Postgres is pretty good and fast when you add a new column. The caveat comes if you set a default value on a non-nullable column for that table. The result is that your database has to read all the records and rewrite a new copy of the table with the default value set. If you were following along earlier, in staging on a 1 GB table this might take a few seconds, maybe a minute. In production against a 100 GB table, you could be waiting up to an hour. Even worse, while the table is being read and rewritten an exclusive lock is taken which means new writes will have to wait until the operation is completed. There is a safer approach to your migrations though:

  1. Add your column allowing nulls, but with a default value
  2. Backfill for all nulls in a background job
  3. Add your not null constraint

Following this process you can reliable have migrations whether Rails, Django, or any framework that won’t risk downtime to your application.

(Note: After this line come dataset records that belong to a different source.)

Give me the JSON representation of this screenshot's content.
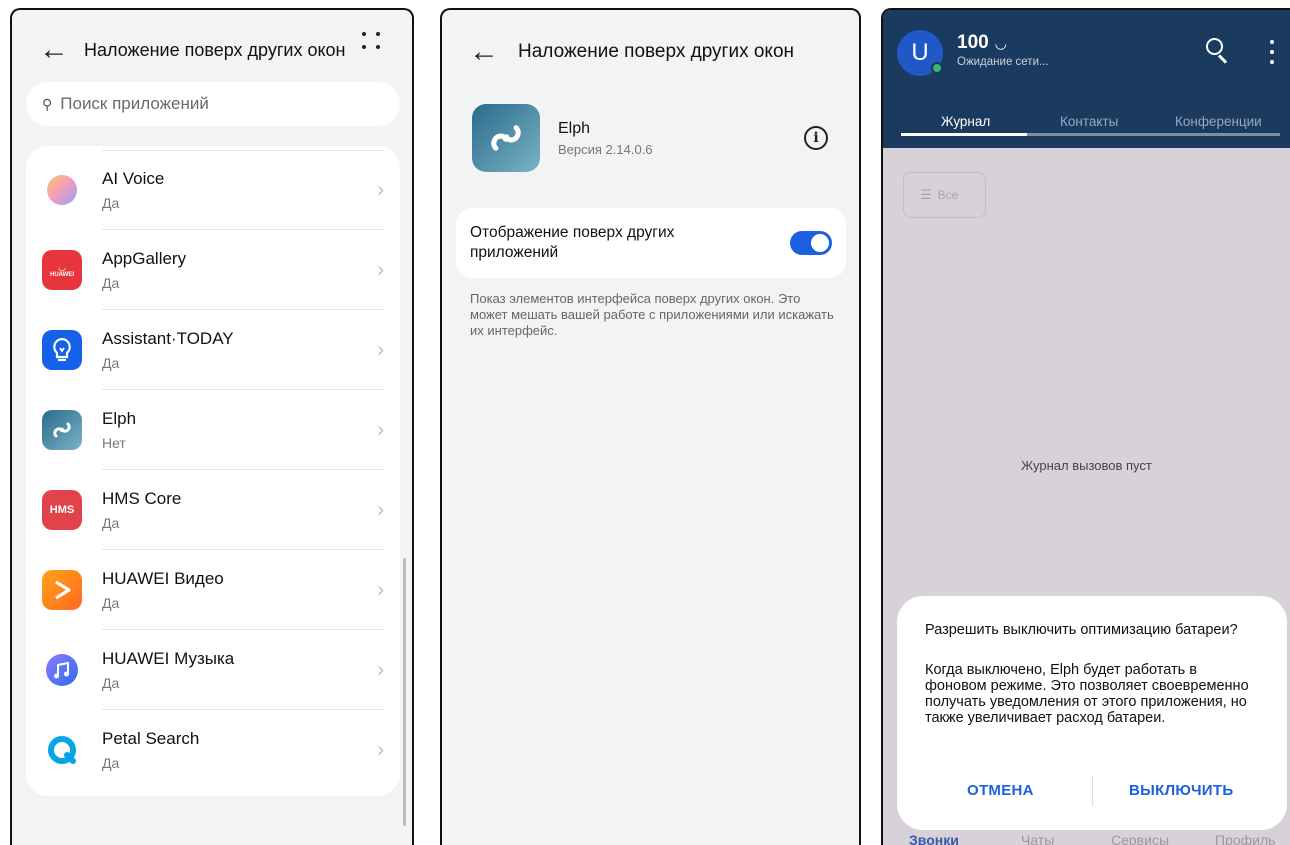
{
  "screen1": {
    "title": "Наложение поверх других окон",
    "search_placeholder": "Поиск приложений",
    "apps": [
      {
        "name": "AI Voice",
        "status": "Да",
        "icon": "ai-voice-icon"
      },
      {
        "name": "AppGallery",
        "status": "Да",
        "icon": "appgallery-icon",
        "badge": "HUAWEI"
      },
      {
        "name": "Assistant·TODAY",
        "status": "Да",
        "icon": "assistant-today-icon"
      },
      {
        "name": "Elph",
        "status": "Нет",
        "icon": "elph-icon"
      },
      {
        "name": "HMS Core",
        "status": "Да",
        "icon": "hms-core-icon",
        "badge": "HMS"
      },
      {
        "name": "HUAWEI Видео",
        "status": "Да",
        "icon": "huawei-video-icon"
      },
      {
        "name": "HUAWEI Музыка",
        "status": "Да",
        "icon": "huawei-music-icon"
      },
      {
        "name": "Petal Search",
        "status": "Да",
        "icon": "petal-search-icon"
      }
    ]
  },
  "screen2": {
    "title": "Наложение поверх других окон",
    "app_name": "Elph",
    "app_version": "Версия 2.14.0.6",
    "setting_label": "Отображение поверх других приложений",
    "setting_enabled": true,
    "description": "Показ элементов интерфейса поверх других окон. Это может мешать вашей работе с приложениями или искажать их интерфейс."
  },
  "screen3": {
    "avatar_letter": "U",
    "balance": "100",
    "network_status": "Ожидание сети...",
    "tabs": [
      "Журнал",
      "Контакты",
      "Конференции"
    ],
    "active_tab": "Журнал",
    "filter_label": "Все",
    "empty_text": "Журнал вызовов пуст",
    "bottom_nav": [
      "Звонки",
      "Чаты",
      "Сервисы",
      "Профиль"
    ],
    "dialog": {
      "title": "Разрешить выключить оптимизацию батареи?",
      "body": "Когда выключено, Elph будет работать в фоновом режиме. Это позволяет своевременно получать уведомления от этого приложения, но также увеличивает расход батареи.",
      "cancel": "ОТМЕНА",
      "confirm": "ВЫКЛЮЧИТЬ"
    }
  },
  "colors": {
    "accent_blue": "#1d5fe0",
    "header_navy": "#1b3a5f",
    "online_green": "#3bb66d"
  }
}
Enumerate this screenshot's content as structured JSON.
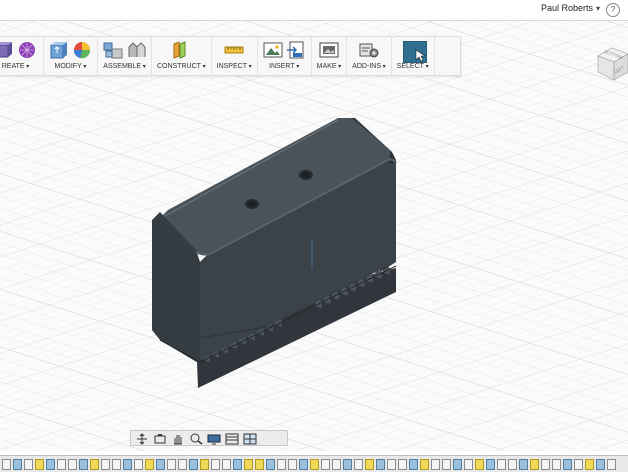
{
  "header": {
    "user_name": "Paul Roberts",
    "help_icon": "?"
  },
  "toolbar": {
    "groups": [
      {
        "label": "REATE",
        "icons": [
          "box-icon",
          "pattern-grid-icon"
        ]
      },
      {
        "label": "MODIFY",
        "icons": [
          "press-pull-icon",
          "appearance-icon"
        ]
      },
      {
        "label": "ASSEMBLE",
        "icons": [
          "new-component-icon",
          "joint-icon"
        ]
      },
      {
        "label": "CONSTRUCT",
        "icons": [
          "offset-plane-icon"
        ]
      },
      {
        "label": "INSPECT",
        "icons": [
          "measure-icon"
        ]
      },
      {
        "label": "INSERT",
        "icons": [
          "insert-image-icon",
          "insert-mesh-icon"
        ]
      },
      {
        "label": "MAKE",
        "icons": [
          "3d-print-icon"
        ]
      },
      {
        "label": "ADD-INS",
        "icons": [
          "scripts-icon"
        ]
      },
      {
        "label": "SELECT",
        "icons": [
          "select-arrow-icon"
        ]
      }
    ],
    "accent_color": "#2f6f8f"
  },
  "viewcube": {
    "face_top": "BOTTOM",
    "face_side": "LEFT"
  },
  "navigation_bar": {
    "icons": [
      "orbit-icon",
      "look-at-icon",
      "pan-icon",
      "zoom-icon",
      "display-settings-icon",
      "grid-settings-icon",
      "viewports-icon"
    ]
  },
  "model": {
    "body_color": "#3d454c",
    "holes": 2,
    "rack_teeth": 9
  },
  "timeline": {
    "item_count": 56
  }
}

Note: In Postgres 11 this becomes a non-issue.

Indexes for performance, but proceed with care

Indexes make your reads faster, we’ve talked about it before. A combination of pgstatstatements and landlord can be extremely powerful for getting insights on what to optimize. And we’ve talked about how Postgres has a robust set of index types.

One best practice is to add your indexes concurrently—regardless of whether you’re optimizing for tenant performance (say, with a multi-tenant app) or whether you’re trying to improve things across the board. When you add concurrently to the create index command, the index is built in the background and doesn’t hold the same exclusive lock that is typically taken when you add an index. The downside is that CREATE INDEX CONCURRENTLY can’t be run within a transaction, the positive though is you don’t have to wait hours for an index to be added on 1 TB table.

Back to dev/prod parity

Running your index creations, your migrations, everything against staging prior to running it against production is key to safer deploys. But as we’ve seen highlighted above you need your staging dataset to also imitate production. When production is small at 10 GB of data this isn’t too bad to do a dump/restore. As your production grows a dump/restore across 100 GB or say 1 TB can take hours to maybe even days, not to mention introduce heavy load on your database. With an ever changing dataset how then do you test things? Enter the ability to Fork your database.

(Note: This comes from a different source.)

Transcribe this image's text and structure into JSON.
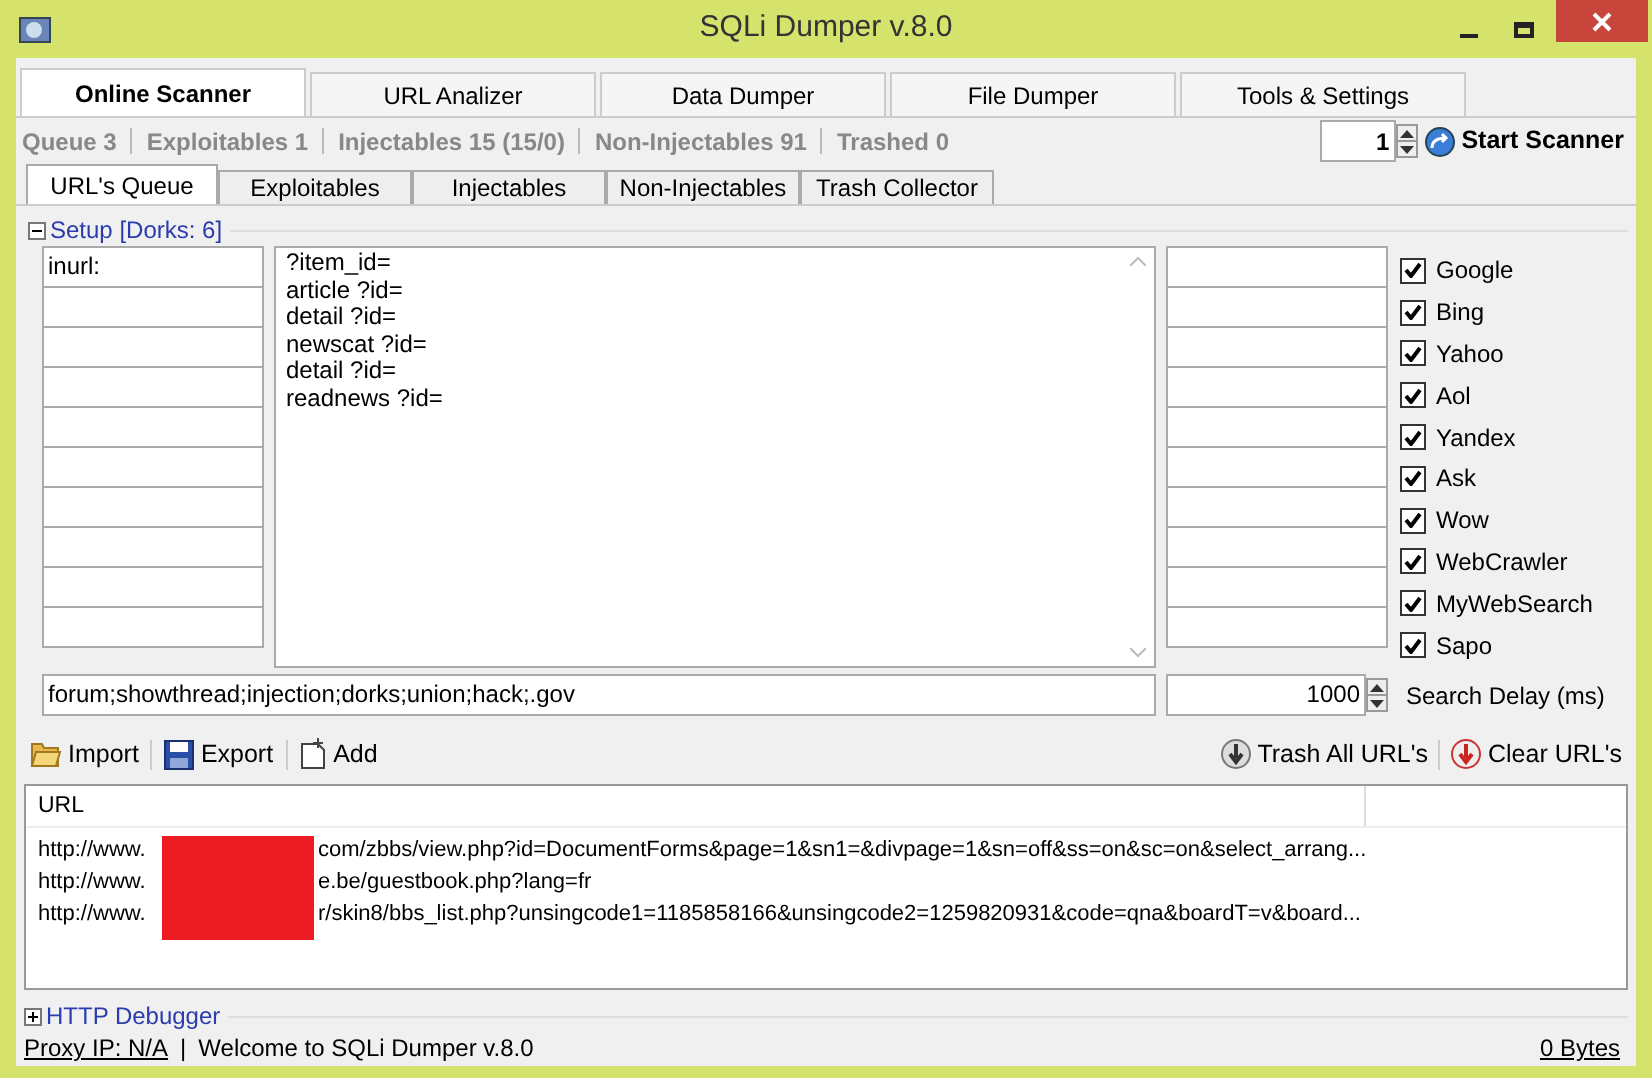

You can think of a forking your database just like forking a git repo. A fork is a copy of the database as it exists as of some point in time. If you fork production to staging, you as of that moment you fork you’ll get all the data in that state. Any changes that happen from them on to production are not replicated to staging. Database forks work by leveraging underlying Postgres base backups and then replaying the underlying WAL (write-ahead-log) to that point in time. By leveraging already existing disaster recovery tooling it means that forking your database doesn’t introduce load onto production.

Have you been burned by any of the issues discussed earlier? If so you likely didn’t have dev/prod parity for your database. Forking your database gives you a safe way to test risky operations in staging, consider leveraging database forks if you’re not already today.